The body has a built-in cellular cleanup process called autophagy, from the Greek meaning “self-eating.” It hunts down damaged proteins, broken mitochondria, and cellular debris, and recycles them into something usable. The catch? Autophagy only switches on when you give it space. The on-switch is hunger.


In the retina, autophagy is critical. When it breaks down, waste accumulates in the macula as drusen, the yellow deposits that are the hallmark of dry age-related macular degeneration. Animal research published in Cell Death and Disease in 2018 found that fasting protected retinal ganglion cells, the neurons that connect your eye to your brain, from dying after retinal injury.


The accessible on-ramp is intermittent fasting: a thirteen to sixteen hour overnight window between dinner and breakfast. Stop eating after dinner. Sleep. Let your body do its housekeeping before you eat again.


One caveat for cycling and perimenopausal women: fasting timing matters, and the cookie-cutter version backfires. As a Fast Like a Girl certified coach, I work with clients to time their fasting around their hormones, not against them. Book a complimentary call to discuss fasting here.
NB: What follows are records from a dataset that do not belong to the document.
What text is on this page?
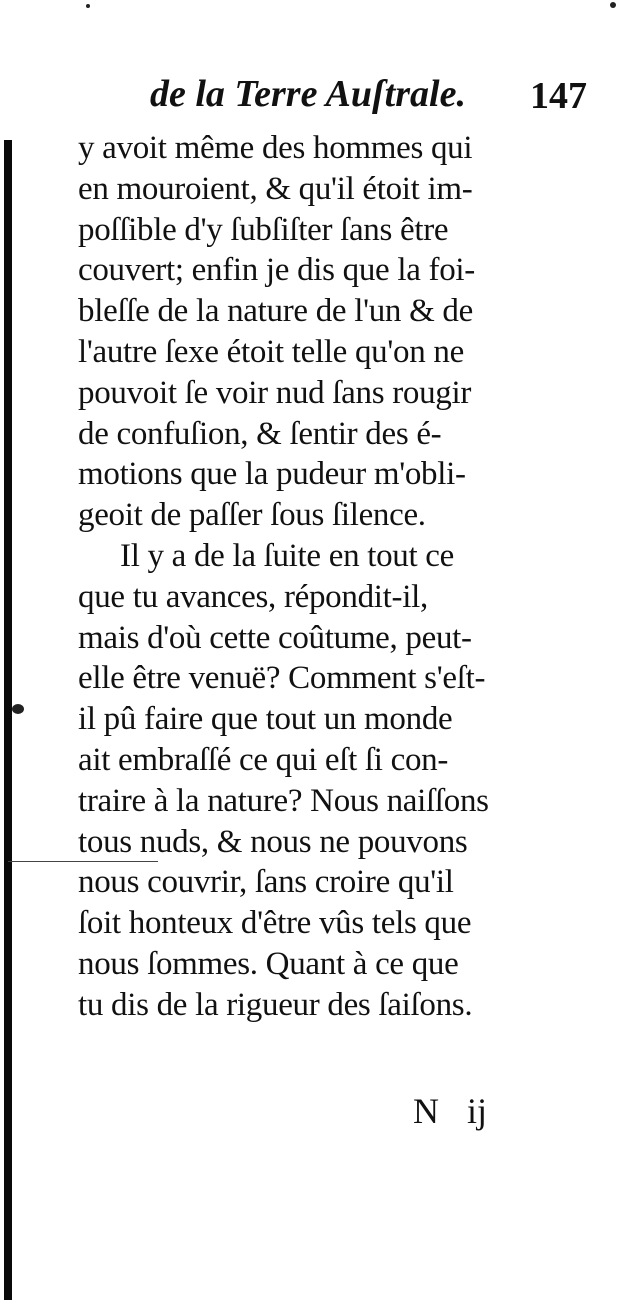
de la Terre Auſtrale. 147
y avoit même des hommes qui
en mouroient, & qu'il étoit im-
poſſible d'y ſubſiſter ſans être
couvert; enfin je dis que la foi-
bleſſe de la nature de l'un & de
l'autre ſexe étoit telle qu'on ne
pouvoit ſe voir nud ſans rougir
de confuſion, & ſentir des é-
motions que la pudeur m'obli-
geoit de paſſer ſous ſilence.
Il y a de la ſuite en tout ce
que tu avances, répondit-il,
mais d'où cette coûtume, peut-
elle être venuë? Comment s'eſt-
il pû faire que tout un monde
ait embraſſé ce qui eſt ſi con-
traire à la nature? Nous naiſſons
tous nuds, & nous ne pouvons
nous couvrir, ſans croire qu'il
ſoit honteux d'être vûs tels que
nous ſommes. Quant à ce que
tu dis de la rigueur des ſaiſons.
N ij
Teal background with white text reads "FAST LIKE A GIRL" and "DR. MINDY PELZ" surrounded by a dotted yellow circle.

The Window Is Right There

Your bloodwork has been measuring the surface. Your eyes have been measuring the truth. Capillaries thinning. Photoreceptors quietly losing ground. Lenses stiffening with sugar. All of it on a timeline your doctor’s standard panel isn’t built to catch.


But you get to change that timeline. With every meal you cook at home. With every fasting window you give your body. With every dilated eye exam you keep putting off.

You don’t need new eyes. You need to start writing the next chapter for the ones you have.


Step into the spotlight of your own health story. Your eyes have already been saving you a seat.


Disclaimer: Information provided in this article is for informational purposes only and is NOT intended as a substitute for the advice provided by your personal physician or other healthcare professional, or any information contained on or in any product label or packaging.